By Rich Pollack
There will be two new faces on the five-member Town Commission following the March 14 vote, which saw about 22% of Highland Beach’s 3,900 registered voters casting ballots.
Newcomer Judith Goldberg defeated challengers Maggie Chappelear and Peter Kosovsky and will serve the year left in the term of Peggy Gossett-Seidman, who resigned to run for state representative, a seat she won.
“I am just thrilled to represent this magical town,” Goldberg said, adding that she believes her forthright conversations with residents helped her get votes. “I just spoke about the issues honestly.”
Goldberg received 434 votes, or 51% of the total votes cast, with Chappelear receiving 30% or 257 votes and Kosovsky about 19% or 159 votes.
In a two-way race for a three-year term, newcomer Don Peters defeated incumbent John Shoemaker 453 to 394, capturing 53% of the votes to Shoemaker’s 47%.
“A lot of people worked hard for me and I’m very thankful,” Peters said.
The former police officer and town supervisor in Yorktown, New York, said he believes his victory is the result of residents wanting more of a voice in the way the town is run.
“People just want their government to listen,” he said.
Both Peters and Goldberg were backed by the Committee to Save Highland Beach, a political action committee that sends messages to more than 2,000 email addresses.
With about 850 voters casting ballots, the election marked the first time since 2020 that voters had an opportunity to select a town commissioner; all candidates running since then ran unopposed.
During this year’s campaign season, transparency and increased public input in decision-making was a common theme among the candidates.

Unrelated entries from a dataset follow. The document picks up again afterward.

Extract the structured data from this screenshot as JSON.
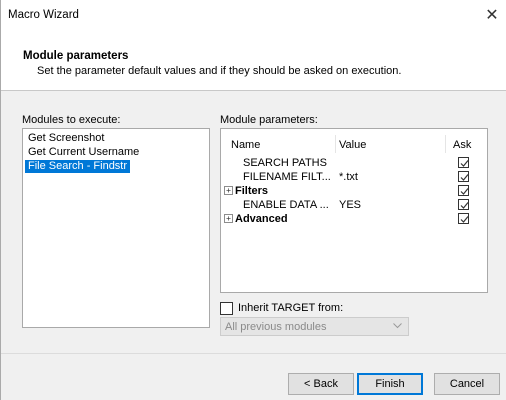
{
  "window": {
    "title": "Macro Wizard",
    "close_glyph": "✕"
  },
  "header": {
    "title": "Module parameters",
    "description": "Set the parameter default values and if they should be asked on execution."
  },
  "modules": {
    "label": "Modules to execute:",
    "items": [
      {
        "label": "Get Screenshot",
        "selected": false
      },
      {
        "label": "Get Current Username",
        "selected": false
      },
      {
        "label": "File Search - Findstr",
        "selected": true
      }
    ],
    "selection_color": "#0078d7"
  },
  "params": {
    "label": "Module parameters:",
    "columns": {
      "name": "Name",
      "value": "Value",
      "ask": "Ask"
    },
    "rows": [
      {
        "name": "SEARCH PATHS",
        "value": "",
        "ask": true,
        "group": false
      },
      {
        "name": "FILENAME FILT...",
        "value": "*.txt",
        "ask": true,
        "group": false
      },
      {
        "name": "Filters",
        "value": "",
        "ask": true,
        "group": true,
        "expander": "+"
      },
      {
        "name": "ENABLE DATA ...",
        "value": "YES",
        "ask": true,
        "group": false
      },
      {
        "name": "Advanced",
        "value": "",
        "ask": true,
        "group": true,
        "expander": "+"
      }
    ]
  },
  "inherit": {
    "label": "Inherit TARGET from:",
    "checked": false,
    "select_value": "All previous modules",
    "select_icon": "chevron-down-icon"
  },
  "footer": {
    "back_label": "< Back",
    "finish_label": "Finish",
    "cancel_label": "Cancel"
  }
}
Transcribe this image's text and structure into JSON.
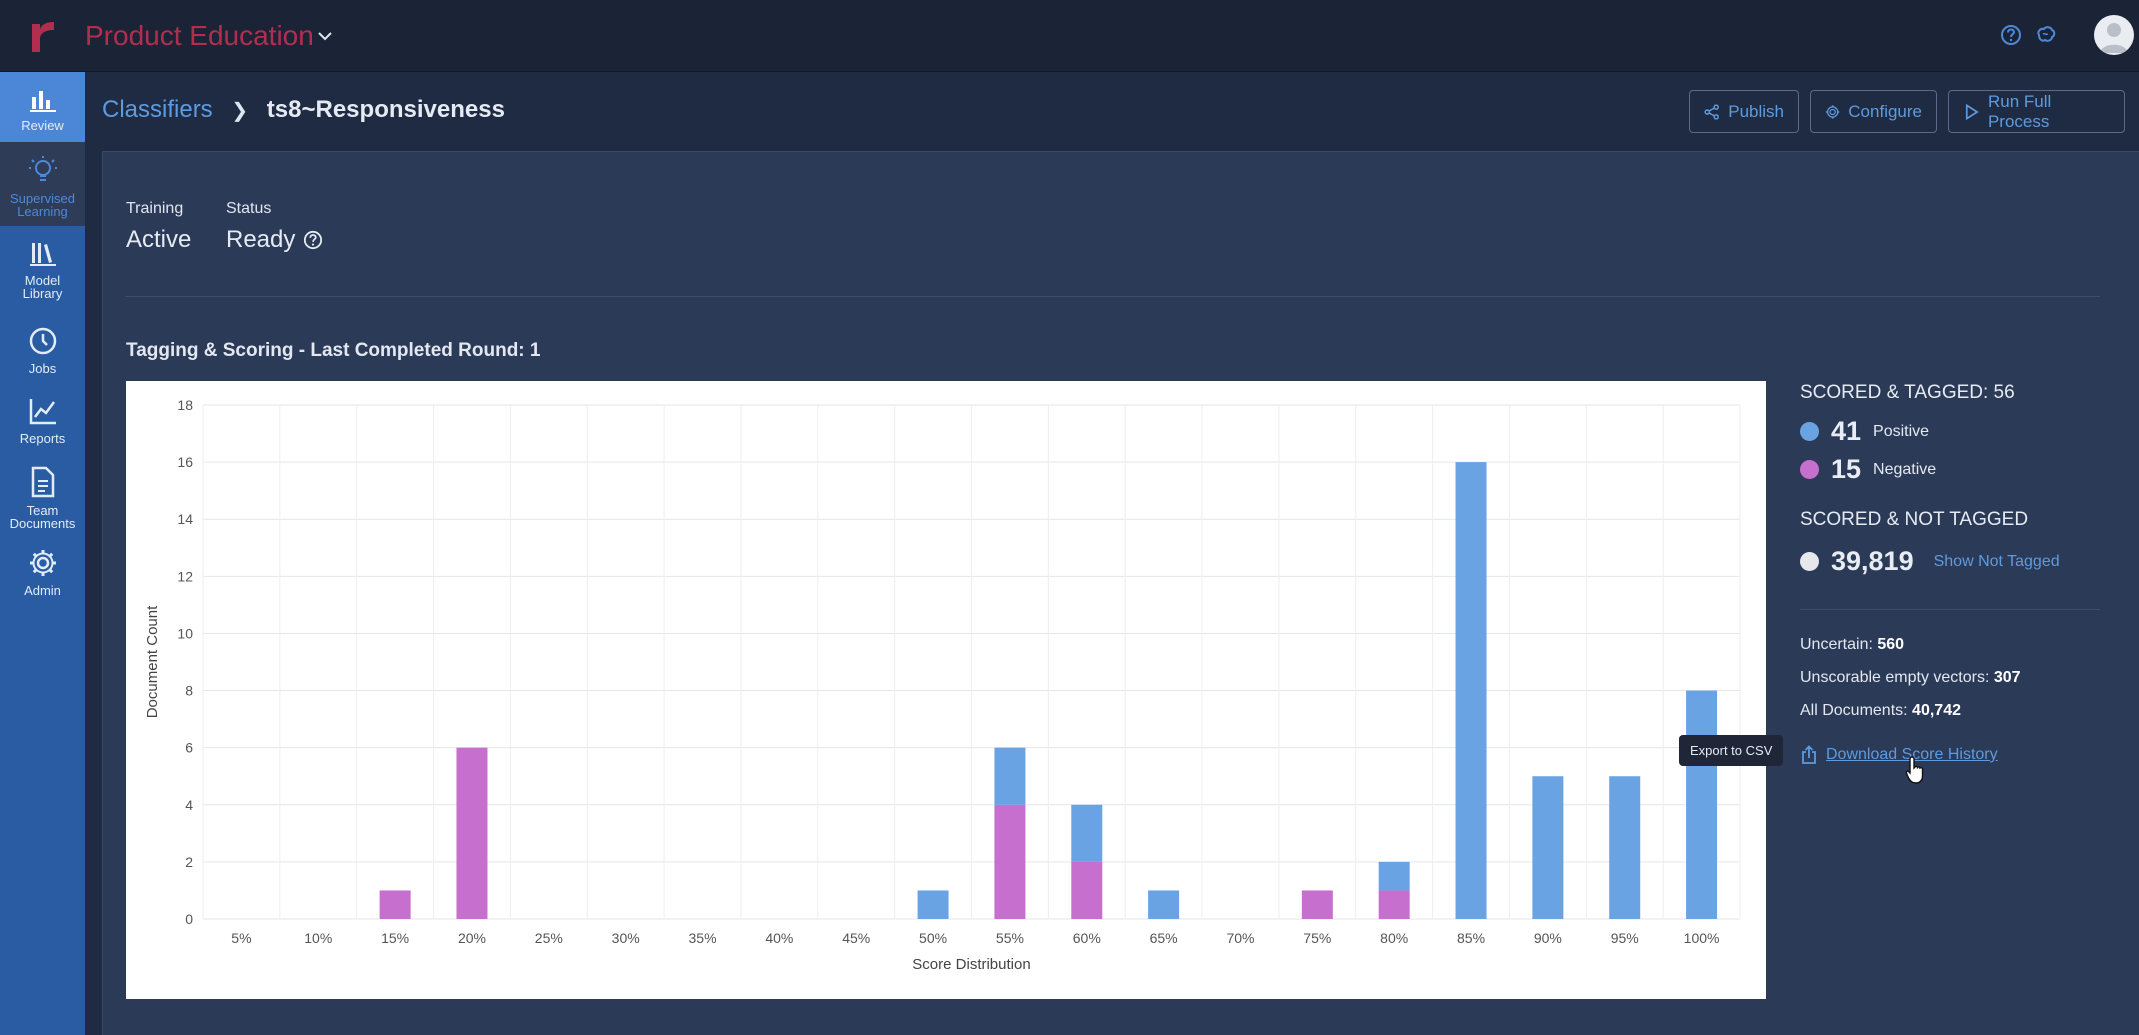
{
  "app": {
    "title": "Product Education"
  },
  "sidebar": {
    "items": [
      {
        "label": "Review",
        "icon": "bar-chart-icon"
      },
      {
        "label": "Supervised Learning",
        "icon": "lightbulb-icon"
      },
      {
        "label": "Model Library",
        "icon": "books-icon"
      },
      {
        "label": "Jobs",
        "icon": "clock-icon"
      },
      {
        "label": "Reports",
        "icon": "line-chart-icon"
      },
      {
        "label": "Team Documents",
        "icon": "document-icon"
      },
      {
        "label": "Admin",
        "icon": "gear-icon"
      }
    ]
  },
  "breadcrumb": {
    "parent": "Classifiers",
    "current": "ts8~Responsiveness"
  },
  "header_buttons": {
    "publish": "Publish",
    "configure": "Configure",
    "run": "Run Full Process"
  },
  "meta": {
    "training_label": "Training",
    "training_value": "Active",
    "status_label": "Status",
    "status_value": "Ready"
  },
  "section_title": "Tagging & Scoring - Last Completed Round: 1",
  "stats": {
    "scored_tagged": "SCORED & TAGGED: 56",
    "positive_count": "41",
    "positive_label": "Positive",
    "negative_count": "15",
    "negative_label": "Negative",
    "scored_not_tagged": "SCORED & NOT TAGGED",
    "not_tagged_count": "39,819",
    "show_not_tagged": "Show Not Tagged",
    "uncertain_label": "Uncertain:",
    "uncertain_value": "560",
    "unscorable_label": "Unscorable empty vectors:",
    "unscorable_value": "307",
    "all_label": "All Documents:",
    "all_value": "40,742",
    "download": "Download Score History",
    "tooltip": "Export to CSV"
  },
  "colors": {
    "positive": "#6aa3e4",
    "negative": "#c66fce",
    "not_tagged": "#e6e8ec"
  },
  "chart_data": {
    "type": "bar",
    "stacked": true,
    "categories": [
      "5%",
      "10%",
      "15%",
      "20%",
      "25%",
      "30%",
      "35%",
      "40%",
      "45%",
      "50%",
      "55%",
      "60%",
      "65%",
      "70%",
      "75%",
      "80%",
      "85%",
      "90%",
      "95%",
      "100%"
    ],
    "series": [
      {
        "values": [
          0,
          0,
          1,
          6,
          0,
          0,
          0,
          0,
          0,
          0,
          4,
          2,
          0,
          0,
          1,
          1,
          0,
          0,
          0,
          0
        ],
        "color": "#c66fce"
      },
      {
        "values": [
          0,
          0,
          0,
          0,
          0,
          0,
          0,
          0,
          0,
          1,
          2,
          2,
          1,
          0,
          0,
          1,
          16,
          5,
          5,
          8
        ],
        "color": "#6aa3e4"
      }
    ],
    "xlabel": "Score Distribution",
    "ylabel": "Document Count",
    "ylim": [
      0,
      18
    ],
    "yticks": [
      0,
      2,
      4,
      6,
      8,
      10,
      12,
      14,
      16,
      18
    ],
    "grid": true
  }
}
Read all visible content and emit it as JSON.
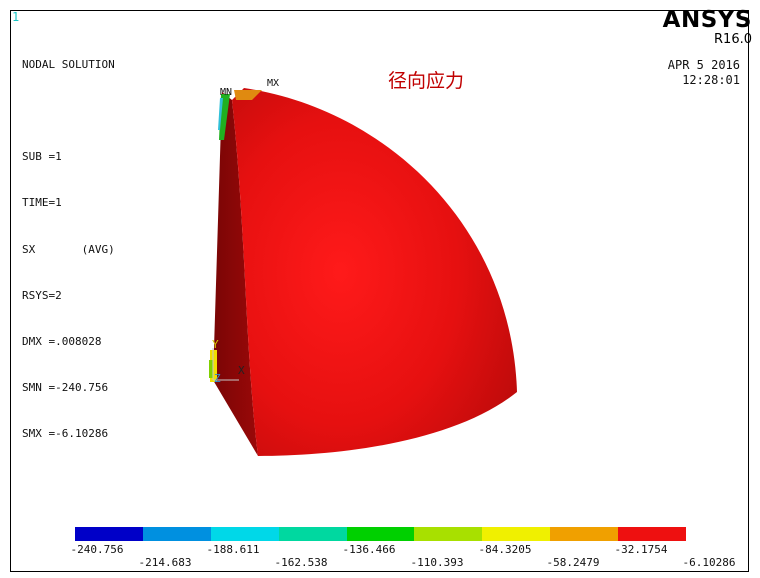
{
  "window_number": "1",
  "info_lines": [
    "NODAL SOLUTION",
    "",
    "SUB =1",
    "TIME=1",
    "SX       (AVG)",
    "RSYS=2",
    "DMX =.008028",
    "SMN =-240.756",
    "SMX =-6.10286"
  ],
  "brand": "ANSYS",
  "revision": "R16.0",
  "date": "APR  5 2016",
  "time": "12:28:01",
  "plot_title": "径向应力",
  "markers": {
    "min": "MN",
    "max": "MX"
  },
  "triad": {
    "x": "X",
    "y": "Y",
    "z": "Z"
  },
  "legend": {
    "colors": [
      "#0000c8",
      "#0090e0",
      "#00d8e8",
      "#00d8a0",
      "#00d000",
      "#a8e000",
      "#f0f000",
      "#f0a000",
      "#ee1010"
    ],
    "values_top": [
      "-240.756",
      "-188.611",
      "-136.466",
      "-84.3205",
      "-32.1754"
    ],
    "values_bottom": [
      "-214.683",
      "-162.538",
      "-110.393",
      "-58.2479",
      "-6.10286"
    ]
  }
}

Chappelear, who first got involved with the town when she supported safer boating conditions on the Intracoastal Waterway, ran her campaign with a focus on being the voice of residents on the commission. A 38-year resident of Highland Beach, Chappelear has also been a strong supporter of dune restoration.
Goldberg, an attorney and mediator, ran her campaign focus on transparency and having energy and vitality for good governance. She is a supporter of preservation of natural resources and property values and supports effective growth planning.
Kosovsky ran his campaign on public oversight, believing there needs to be more public involvement in the running of the town. In an unusual move in what had been a very civil election season, Kosovsky was openly critical of Goldberg for what he claims were violations of campaign rules.
In the race for the three-year seat, Peters often spoke about keeping taxes low and wanting to see residents having a greater voice in the decisions made by town leaders.
Shoemaker, who served three years on the commission, ran on his experience and on the effectiveness of the current commission in addressing long-standing issues. He says he ran on continuity, collaboration and competence.
The low turnout, Shoemaker said, may be a reflection of how well the town is operating.
“When things are going well, people don’t seem to have as much interest in local affairs,” he said.
The election in Highland Beach remained mostly civil, with candidates each spending less than $10,000 on signs, emails and online and print advertising.
Goldberg, who had a strong online presence, led the pack in expenses, spending more than $8,200, according to the latest campaign finance reports. Kosovsky was next, spending just under $4,000, while Chappelear spent just under $1,400.
In the seat for the three-year term, Shoemaker spent about $2,250, while Peters spent only about $750.
In all, the five candidates spent about $16,500 for their campaigns.